Tuesday, June 8, 2010

Farewell, Cape Town.

This final blog post is dedicated to the fifteen people with whom I have lived for the past five months, and also to Angela and Ronel, who are largely responsible for making this program possible. On Thursday evening at our “Closing the Circle” reflection session, I opted not to share my final thoughts right then and indicated that I would prefer to share my thoughts in written form. This, bhutis and sisis, is for you. This is for each of one you.

There are many things that I am good at, but saying goodbye has never been one of them. In all of the summer camps and programs and teams that I’ve ever been a part of, I dread the anticipation of separating yet again from human beings with whom I have woven some sort of web connecting the two of us within some larger entanglement with humanity. Perhaps this is part of the reason that, prior to arriving in South Africa, I had consciously prepared myself for the fact that these were temporary relationships I would be forming, and that maintaining some distance between those with whom I could potentially form relationships would make it easier to leave at the end.

Well, on Saturday I discovered that this is impossible, that forming relationships with people is something that happens despite even our greatest efforts to prevent this very thing from occurring. This is what my tears from Saturday taught me. Each of you has revealed to me something about the hidden mysteries of life. Many of you have shown me parts of me that I did not know existed; others of you confirmed for me things that I did know and, for this, I thank you.
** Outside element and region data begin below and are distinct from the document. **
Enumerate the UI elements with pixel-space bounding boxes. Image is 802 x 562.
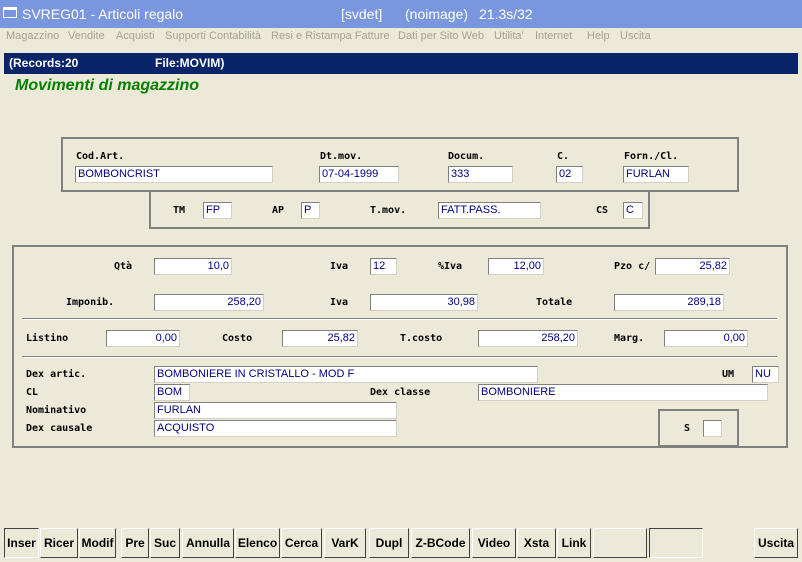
pzo-field[interactable]: 25,82 — [655, 258, 730, 275]
menu-dati-sito-web[interactable]: Dati per Sito Web — [398, 30, 484, 42]
cl-label: CL — [26, 387, 39, 398]
elenco-button[interactable]: Elenco — [235, 528, 280, 558]
docum-label: Docum. — [448, 151, 485, 162]
costo-field[interactable]: 25,82 — [282, 330, 358, 347]
cerca-button[interactable]: Cerca — [281, 528, 322, 558]
iva-code-label: Iva — [330, 261, 349, 272]
c-label: C. — [557, 151, 570, 162]
menu-internet[interactable]: Internet — [535, 30, 572, 42]
record-info-bar: (Records:20 File:MOVIM) — [4, 53, 798, 74]
menu-supporti-contabilita[interactable]: Supporti Contabilità — [165, 30, 261, 42]
dex-causale-label: Dex causale — [26, 423, 93, 434]
iva-amount-field[interactable]: 30,98 — [370, 294, 478, 311]
ricer-button[interactable]: Ricer — [40, 528, 78, 558]
dex-classe-label: Dex classe — [370, 387, 431, 398]
records-count: (Records:20 — [9, 56, 79, 70]
cs-field[interactable]: C — [623, 202, 643, 219]
modif-button[interactable]: Modif — [79, 528, 116, 558]
menu-acquisti[interactable]: Acquisti — [116, 30, 155, 42]
blank-button[interactable] — [593, 528, 647, 558]
forn-cl-field[interactable]: FURLAN — [623, 166, 689, 183]
nominativo-label: Nominativo — [26, 405, 87, 416]
cod-art-field[interactable]: BOMBONCRIST — [75, 166, 273, 183]
marg-label: Marg. — [614, 333, 645, 344]
inser-button[interactable]: Inser — [4, 528, 39, 558]
xsta-button[interactable]: Xsta — [517, 528, 556, 558]
menu-help[interactable]: Help — [587, 30, 610, 42]
s-field[interactable] — [703, 420, 722, 437]
docum-field[interactable]: 333 — [448, 166, 513, 183]
tmov-label: T.mov. — [370, 205, 407, 216]
pre-button[interactable]: Pre — [121, 528, 149, 558]
totale-field[interactable]: 289,18 — [614, 294, 724, 311]
menu-uscita[interactable]: Uscita — [620, 30, 651, 42]
menu-vendite[interactable]: Vendite — [68, 30, 105, 42]
link-button[interactable]: Link — [557, 528, 591, 558]
um-field[interactable]: NU — [752, 366, 779, 383]
tcosto-label: T.costo — [400, 333, 443, 344]
perc-iva-field[interactable]: 12,00 — [488, 258, 544, 275]
um-label: UM — [722, 369, 735, 380]
tmov-field[interactable]: FATT.PASS. — [438, 202, 541, 219]
listino-field[interactable]: 0,00 — [106, 330, 180, 347]
header-group — [61, 137, 739, 192]
timing-status: 21.3s/32 — [479, 6, 533, 22]
video-button[interactable]: Video — [472, 528, 516, 558]
tm-field[interactable]: FP — [203, 202, 232, 219]
suc-button[interactable]: Suc — [150, 528, 180, 558]
dex-classe-field[interactable]: BOMBONIERE — [478, 384, 768, 401]
perc-iva-label: %Iva — [438, 261, 463, 272]
forn-cl-label: Forn./Cl. — [624, 151, 679, 162]
blank-button[interactable] — [649, 528, 703, 558]
costo-label: Costo — [222, 333, 253, 344]
iva-code-field[interactable]: 12 — [370, 258, 397, 275]
imponib-label: Imponib. — [66, 297, 115, 308]
listino-label: Listino — [26, 333, 69, 344]
cod-art-label: Cod.Art. — [76, 151, 125, 162]
c-field[interactable]: 02 — [556, 166, 583, 183]
cl-field[interactable]: BOM — [154, 384, 190, 401]
dex-artic-field[interactable]: BOMBONIERE IN CRISTALLO - MOD F — [154, 366, 538, 383]
zbcode-button[interactable]: Z-BCode — [411, 528, 470, 558]
annulla-button[interactable]: Annulla — [182, 528, 234, 558]
uscita-button[interactable]: Uscita — [754, 528, 798, 558]
marg-field[interactable]: 0,00 — [664, 330, 748, 347]
dupl-button[interactable]: Dupl — [369, 528, 409, 558]
s-group — [658, 409, 739, 447]
window-title: SVREG01 - Articoli regalo — [22, 6, 184, 22]
menu-bar: Magazzino Vendite Acquisti Supporti Cont… — [0, 28, 802, 47]
cs-label: CS — [596, 205, 609, 216]
app-window-icon[interactable] — [3, 7, 17, 18]
tm-label: TM — [173, 205, 186, 216]
iva-amount-label: Iva — [330, 297, 349, 308]
qta-field[interactable]: 10,0 — [154, 258, 232, 275]
dt-mov-field[interactable]: 07-04-1999 — [319, 166, 399, 183]
qta-label: Qtà — [114, 261, 133, 272]
menu-resi-ristampa[interactable]: Resi e Ristampa Fatture — [271, 30, 390, 42]
file-name: File:MOVIM) — [155, 56, 225, 70]
divider — [22, 318, 777, 320]
vark-button[interactable]: VarK — [324, 528, 366, 558]
dex-artic-label: Dex artic. — [26, 369, 87, 380]
imponib-field[interactable]: 258,20 — [154, 294, 264, 311]
divider — [22, 356, 777, 358]
tcosto-field[interactable]: 258,20 — [478, 330, 578, 347]
dt-mov-label: Dt.mov. — [320, 151, 363, 162]
image-status: (noimage) — [405, 6, 469, 22]
ap-field[interactable]: P — [301, 202, 320, 219]
pzo-label: Pzo c/ — [614, 261, 651, 272]
menu-utilita[interactable]: Utilita' — [494, 30, 524, 42]
ap-label: AP — [272, 205, 285, 216]
nominativo-field[interactable]: FURLAN — [154, 402, 397, 419]
dex-causale-field[interactable]: ACQUISTO — [154, 420, 397, 437]
menu-magazzino[interactable]: Magazzino — [6, 30, 59, 42]
page-title: Movimenti di magazzino — [15, 77, 200, 94]
totale-label: Totale — [536, 297, 573, 308]
s-label: S — [684, 423, 691, 434]
session-label: [svdet] — [341, 6, 383, 22]
title-bar: SVREG01 - Articoli regalo [svdet] (noima… — [0, 0, 802, 28]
More than anything else, for me, this semester has been one of personal growth and self-discovery. I am not the same person as when I arrived in Cape Town in January. Many things about me are the same – I still don’t enjoy going out to clubs or bars (they really are all the same to me), I still like to go to bed before midnight and to wake up early in the morning, and I still like to have a clean room and kitchen. But many things have also changed. As an individual I have grown more confident in myself and my own authority to make decisions, even when those decisions – whether that decision be to not go to Long Street with the masses, or to hop a flight to India – do not seem reasonable or rational to others; they make sense to me, and at the end of the day, it is me to whom I have to answer and who holds myself accountable for my decisions and actions. Many of you have supported me and encouraged me to have the strength to make and follow through with these decisions, particularly regarding the latter (India).

Naturally, I became closer with some of you than others; but know that each of you has played a significant role in shaping the person I am becoming, whether by challenging my own beliefs and attitudes or through the friendship we have formed over the past few months. I will not make “shout outs” here – you know who you are. Regardless of whether or not we ever have the privilege of meeting again, I will hold you dear to my heart indefinitely and am glad that you were able to join me during this portion of my life journey.
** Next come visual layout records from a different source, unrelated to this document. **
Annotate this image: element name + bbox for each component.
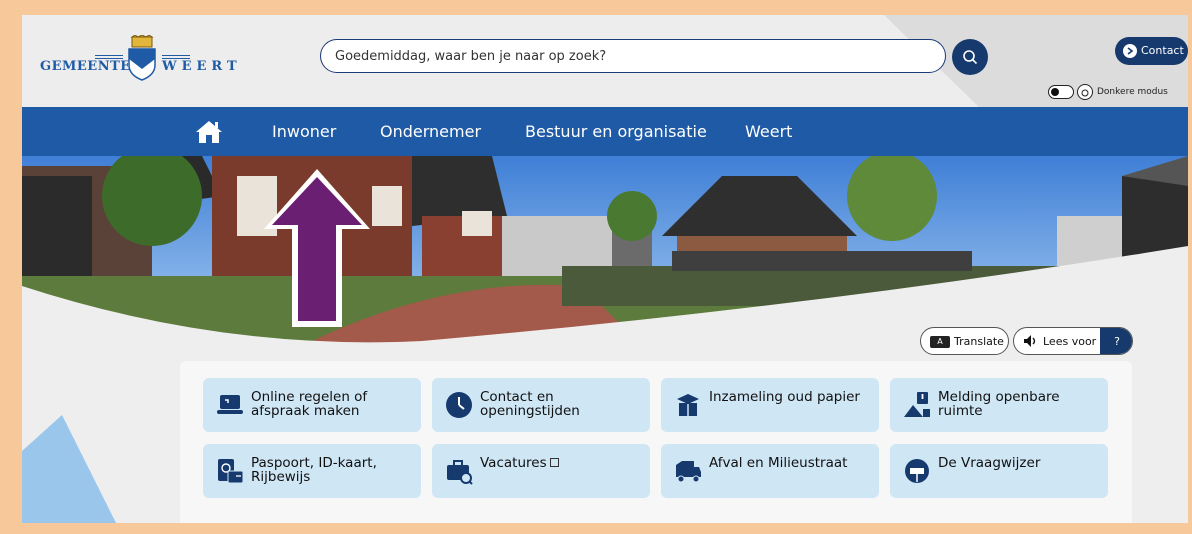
contact-button[interactable]: Contact [1115, 37, 1188, 65]
logo-text-weert: WEERT [162, 59, 242, 74]
report-icon [904, 392, 930, 417]
search-icon [963, 50, 978, 65]
nav-item-ondernemer[interactable]: Ondernemer [380, 122, 481, 141]
nav-item-bestuur[interactable]: Bestuur en organisatie [525, 122, 707, 141]
quick-link-online-regelen[interactable]: Online regelen of afspraak maken [203, 378, 421, 432]
hero-image [22, 156, 1188, 346]
dark-mode-toggle[interactable] [1048, 85, 1074, 99]
boxes-icon [677, 394, 699, 416]
browser-page: GEMEENTE WEERT Goedemiddag, waar ben je … [22, 15, 1188, 523]
translate-icon: A [930, 336, 950, 348]
clock-icon [446, 392, 472, 418]
search-button[interactable] [952, 39, 988, 75]
quick-link-contact[interactable]: Contact en openingstijden [432, 378, 650, 432]
quick-link-label: Inzameling oud papier [709, 389, 860, 405]
read-aloud-button[interactable]: Lees voor ? [1013, 327, 1133, 355]
coat-of-arms-icon [128, 35, 156, 81]
translate-label: Translate [954, 335, 1004, 348]
nav-item-inwoner[interactable]: Inwoner [272, 122, 336, 141]
quick-link-label: Vacatures [480, 456, 645, 470]
nav-item-weert[interactable]: Weert [745, 122, 792, 141]
quick-link-label: De Vraagwijzer [938, 455, 1041, 471]
chevron-right-icon [1123, 44, 1137, 58]
sun-icon [1077, 84, 1093, 100]
quick-link-label: Online regelen of afspraak maken [251, 389, 368, 419]
contact-label: Contact [1141, 44, 1184, 57]
read-aloud-label: Lees voor [1043, 335, 1097, 348]
quick-link-oud-papier[interactable]: Inzameling oud papier [661, 378, 879, 432]
dark-mode-label: Donkere modus [1097, 87, 1168, 97]
search-input[interactable]: Goedemiddag, waar ben je naar op zoek? [320, 39, 946, 73]
speaker-icon [1024, 335, 1036, 347]
quick-link-label: Melding openbare ruimte [938, 389, 1060, 419]
quick-link-melding[interactable]: Melding openbare ruimte [890, 378, 1108, 432]
annotation-arrow-icon [264, 169, 370, 327]
quick-link-label: Afval en Milieustraat [709, 455, 848, 471]
truck-icon [676, 461, 701, 483]
quick-link-label: Contact en openingstijden [480, 389, 580, 419]
home-icon[interactable] [194, 119, 224, 145]
external-link-icon [549, 458, 559, 467]
translate-button[interactable]: A Translate [920, 327, 1009, 355]
quick-link-label: Paspoort, ID-kaart, Rijbewijs [251, 455, 377, 485]
quick-link-paspoort[interactable]: Paspoort, ID-kaart, Rijbewijs [203, 444, 421, 498]
quick-links-panel: Online regelen of afspraak maken Contact… [180, 361, 1132, 523]
main-navigation: Inwoner Ondernemer Bestuur en organisati… [22, 107, 1188, 156]
briefcase-icon [447, 460, 473, 485]
help-button[interactable]: ? [1100, 328, 1132, 354]
quick-link-vacatures[interactable]: Vacatures [432, 444, 650, 498]
quick-link-vraagwijzer[interactable]: De Vraagwijzer [890, 444, 1108, 498]
passport-icon [218, 459, 244, 484]
search-placeholder: Goedemiddag, waar ben je naar op zoek? [335, 49, 607, 64]
site-header: GEMEENTE WEERT Goedemiddag, waar ben je … [22, 15, 1188, 107]
corner-decoration [22, 415, 122, 523]
vraagwijzer-icon [905, 459, 929, 483]
laptop-icon [217, 395, 243, 414]
quick-link-afval[interactable]: Afval en Milieustraat [661, 444, 879, 498]
logo-text-gemeente: GEMEENTE [40, 59, 131, 74]
gemeente-weert-logo[interactable]: GEMEENTE WEERT [40, 35, 250, 85]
Aside from my personal development, there is also my experience of Africa. I was guilty of falling victim to the belief that Africa was in need of saving. Many of you will recall my enthusiasm to teach in South Africa; perhaps this was the way I had envisioned “saving” the children here. But after a few visits at Mannenberg and Masiyile, I felt that doing service at those schools would be emotionally and physically draining – not to mention that it would have been virtually impossible for me to maintain distance from those children. For this reason, and also because I have had quite a bit of experience working in school settings, I opted to work with Equal Education, which I imagined would allow me to further my experience in the area of education but through a different approach than ever I had taken before. (You all have heard more than enough about our experiences at Equal Education, so I will not belabor it here. I am glad for the experiences I had with EE and do not regret it, but if I had to choose all over again, I would have stayed with my gut instinct to go to Mannenberg and I would have immersed myself with those kids to the point that leaving them in June would have been almost impossible.) To Betsy and Laurie, I really admire your dedication to those kids and all of the efforts you made for them.
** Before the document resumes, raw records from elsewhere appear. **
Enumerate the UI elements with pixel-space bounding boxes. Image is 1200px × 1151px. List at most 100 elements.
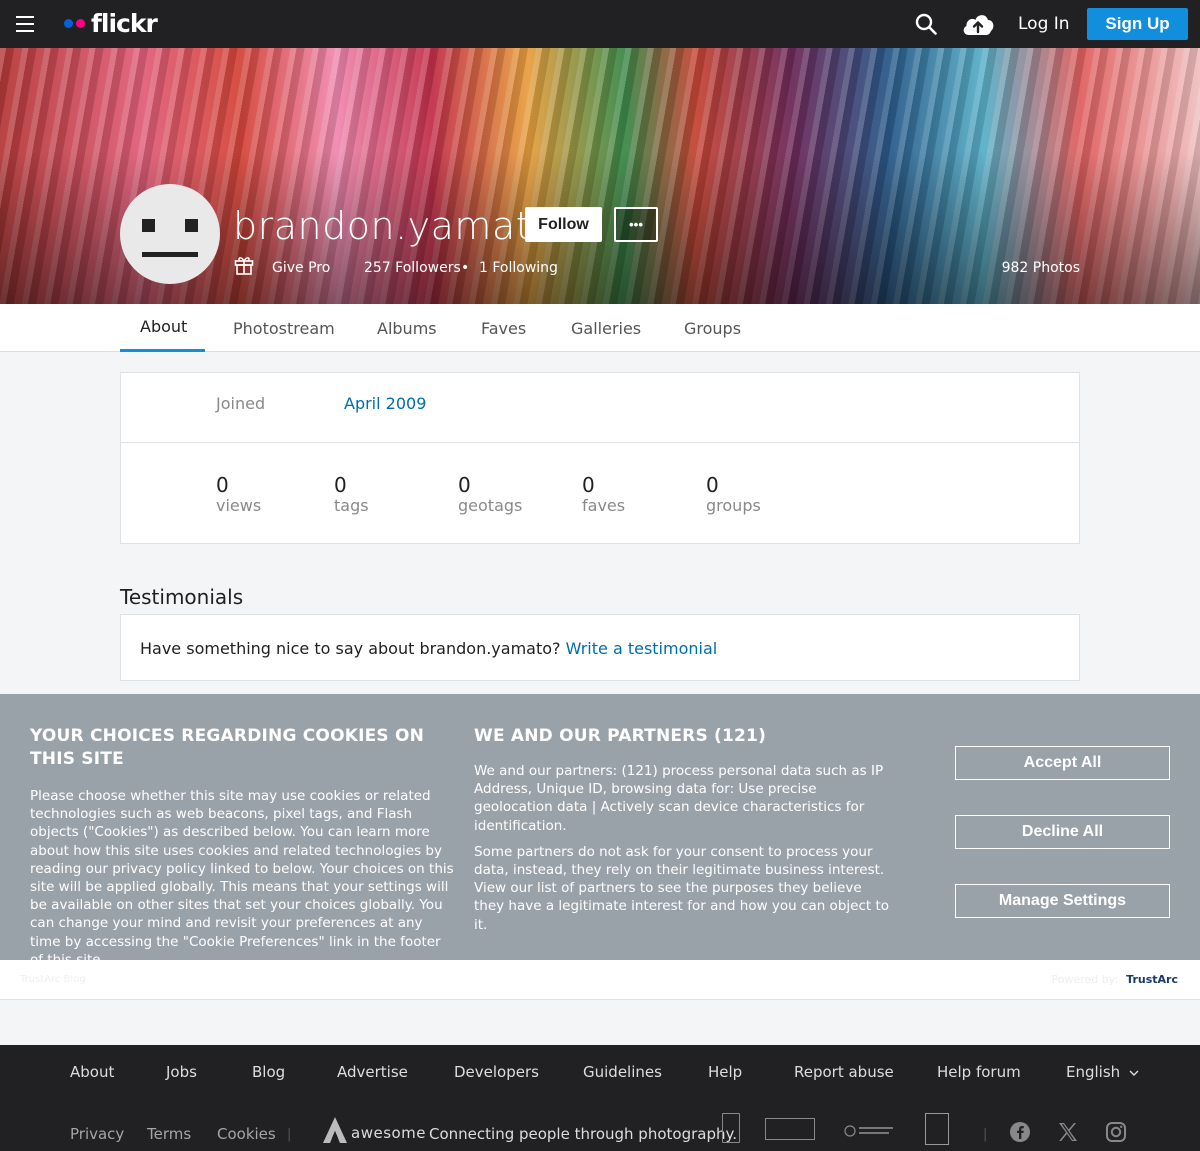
tab-label: About [140,317,188,336]
top-nav: flickr Log In Sign Up [0,0,1200,48]
stat-label: faves [582,496,626,515]
profile-username: brandon.yamato [233,204,555,248]
logo-text: flickr [91,9,158,38]
cover-photo: brandon.yamato Follow ••• Give Pro 257 F… [0,48,1200,304]
gift-icon[interactable] [234,255,254,275]
give-pro-link[interactable]: Give Pro [272,260,330,276]
flickr-logo[interactable]: flickr [64,9,158,38]
evergreen-certified-badge-icon [925,1113,949,1145]
logo-dots [64,19,85,28]
logo-dot-blue [64,19,73,28]
stat-value: 0 [216,473,229,497]
language-label: English [1066,1063,1121,1081]
testimonial-prompt-text: Have something nice to say about brandon… [140,639,561,658]
tab-label: Galleries [571,318,642,338]
follow-button[interactable]: Follow [525,207,602,242]
avatar-eye-left [142,219,155,232]
footer-link-about[interactable]: About [70,1063,114,1081]
instagram-icon[interactable] [1105,1121,1127,1143]
joined-label: Joined [216,394,266,413]
footer-link-cookies[interactable]: Cookies [217,1125,276,1143]
avatar-eye-right [185,219,198,232]
trustarc-blog-link[interactable]: TrustArc Blog [20,974,86,985]
site-footer: About Jobs Blog Advertise Developers Gui… [0,1045,1200,1151]
powered-by-text: Powered by: [1051,973,1119,986]
footer-divider: | [983,1127,988,1142]
tab-label: Groups [684,318,742,338]
footer-divider: | [287,1127,292,1142]
awesome-logo-text: awesome [351,1124,427,1142]
cookie-choices-section: YOUR CHOICES REGARDING COOKIES ON THIS S… [30,725,455,969]
language-selector[interactable]: English [1066,1063,1139,1081]
cookie-choices-heading: YOUR CHOICES REGARDING COOKIES ON THIS S… [30,726,425,769]
stat-value: 0 [582,473,595,497]
upload-cloud-icon[interactable] [961,11,995,37]
write-testimonial-link[interactable]: Write a testimonial [566,639,718,658]
avatar-mouth [142,252,198,257]
tab-albums[interactable]: Albums [377,304,437,352]
cookie-footer-strip: TrustArc Blog Powered by: TrustArc [0,960,1200,1000]
stat-views: 0 views [216,474,261,516]
testimonials-heading: Testimonials [120,585,244,609]
decline-all-button[interactable]: Decline All [955,815,1170,849]
footer-tagline: Connecting people through photography. [429,1125,737,1143]
cookie-partners-text-2: Some partners do not ask for your consen… [474,843,890,933]
tab-label: Albums [377,318,437,338]
logo-dot-pink [76,19,85,28]
tab-faves[interactable]: Faves [481,304,526,352]
footer-link-jobs[interactable]: Jobs [166,1063,197,1081]
search-icon[interactable] [915,13,937,35]
great-place-to-work-badge-icon [722,1113,740,1143]
trustarc-text: TrustArc [1126,973,1178,986]
separator-bullet: • [461,260,470,276]
tab-groups[interactable]: Groups [684,304,741,352]
accept-all-button[interactable]: Accept All [955,746,1170,780]
conservation-alliance-badge-icon [844,1125,893,1137]
avatar[interactable] [120,184,220,284]
footer-link-blog[interactable]: Blog [252,1063,285,1081]
footer-link-help-forum[interactable]: Help forum [937,1063,1021,1081]
tab-about[interactable]: About [120,304,205,352]
footer-link-privacy[interactable]: Privacy [70,1125,124,1143]
footer-link-help[interactable]: Help [708,1063,742,1081]
stat-faves: 0 faves [582,474,625,516]
tab-label: Faves [481,318,527,338]
footer-link-developers[interactable]: Developers [454,1063,539,1081]
profile-tabs: About Photostream Albums Faves Galleries… [0,304,1200,352]
stat-value: 0 [706,473,719,497]
menu-icon[interactable] [16,16,34,32]
cookie-partners-text-1: We and our partners: (121) process perso… [474,763,884,834]
x-twitter-icon[interactable] [1057,1121,1079,1143]
joined-date: April 2009 [344,394,427,413]
stat-label: tags [334,496,369,515]
climate-neutral-badge-icon [765,1118,815,1140]
smugmug-awesome-logo-icon[interactable] [322,1116,348,1144]
following-count[interactable]: 1 Following [479,260,558,276]
tab-photostream[interactable]: Photostream [233,304,335,352]
facebook-icon[interactable] [1009,1121,1031,1143]
footer-link-report-abuse[interactable]: Report abuse [794,1063,894,1081]
followers-count[interactable]: 257 Followers [364,260,461,276]
stat-value: 0 [458,473,471,497]
stat-tags: 0 tags [334,474,369,516]
signup-button[interactable]: Sign Up [1087,8,1188,40]
photo-count: 982 Photos [1001,260,1080,276]
login-link[interactable]: Log In [1018,14,1070,34]
cookie-partners-heading: WE AND OUR PARTNERS (121) [474,726,767,746]
more-options-button[interactable]: ••• [614,207,658,242]
stat-label: groups [706,496,761,515]
stat-groups: 0 groups [706,474,761,516]
footer-link-terms[interactable]: Terms [147,1125,191,1143]
trustarc-logo[interactable]: Powered by: TrustArc [1052,973,1179,986]
footer-link-guidelines[interactable]: Guidelines [583,1063,662,1081]
footer-link-advertise[interactable]: Advertise [337,1063,408,1081]
cookie-banner: YOUR CHOICES REGARDING COOKIES ON THIS S… [0,694,1200,968]
stat-label: geotags [458,496,523,515]
tab-label: Photostream [233,318,335,338]
cookie-partners-section: WE AND OUR PARTNERS (121) We and our par… [474,725,894,934]
chevron-down-icon [1129,1070,1139,1076]
tab-galleries[interactable]: Galleries [571,304,641,352]
stat-value: 0 [334,473,347,497]
testimonial-prompt: Have something nice to say about brandon… [140,639,717,658]
manage-settings-button[interactable]: Manage Settings [955,884,1170,918]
The point that I was trying to come to in the previous paragraph is one that I mentioned in an earlier blog post, namely that Africa is not in need of being saved. She does need our charity, or our missionaries, or any other kind of aid. And if She does, She knows where to find us. Yes, there are many problems in South Africa, most if not all of which are lingering legacies of Apartheid. But what country is without problems? When people hear “South Africa” they think of crime, Apartheid, murder, injustice, corruption, destitute poverty, Nelson Mandela, and Jacob Zuma’s denial of a link between HIV and AIDS. When I think of South Africa – and especially of Cape Town – I think of a microcosm of many worlds where injustice has been done yet life continues; a diaspora of skin colours and languages and income levels; a country with little hope for the future yet which does have a hopeful future.

At the moment I am safe and sound in India, where I have again found myself dropped into a country so different from anything I have ever known that it seems surreal.

And so here I say farewell to my blog. Thanks to all who have been accompanying me on my journey.

All is van die beste. Sayonara. Namaste.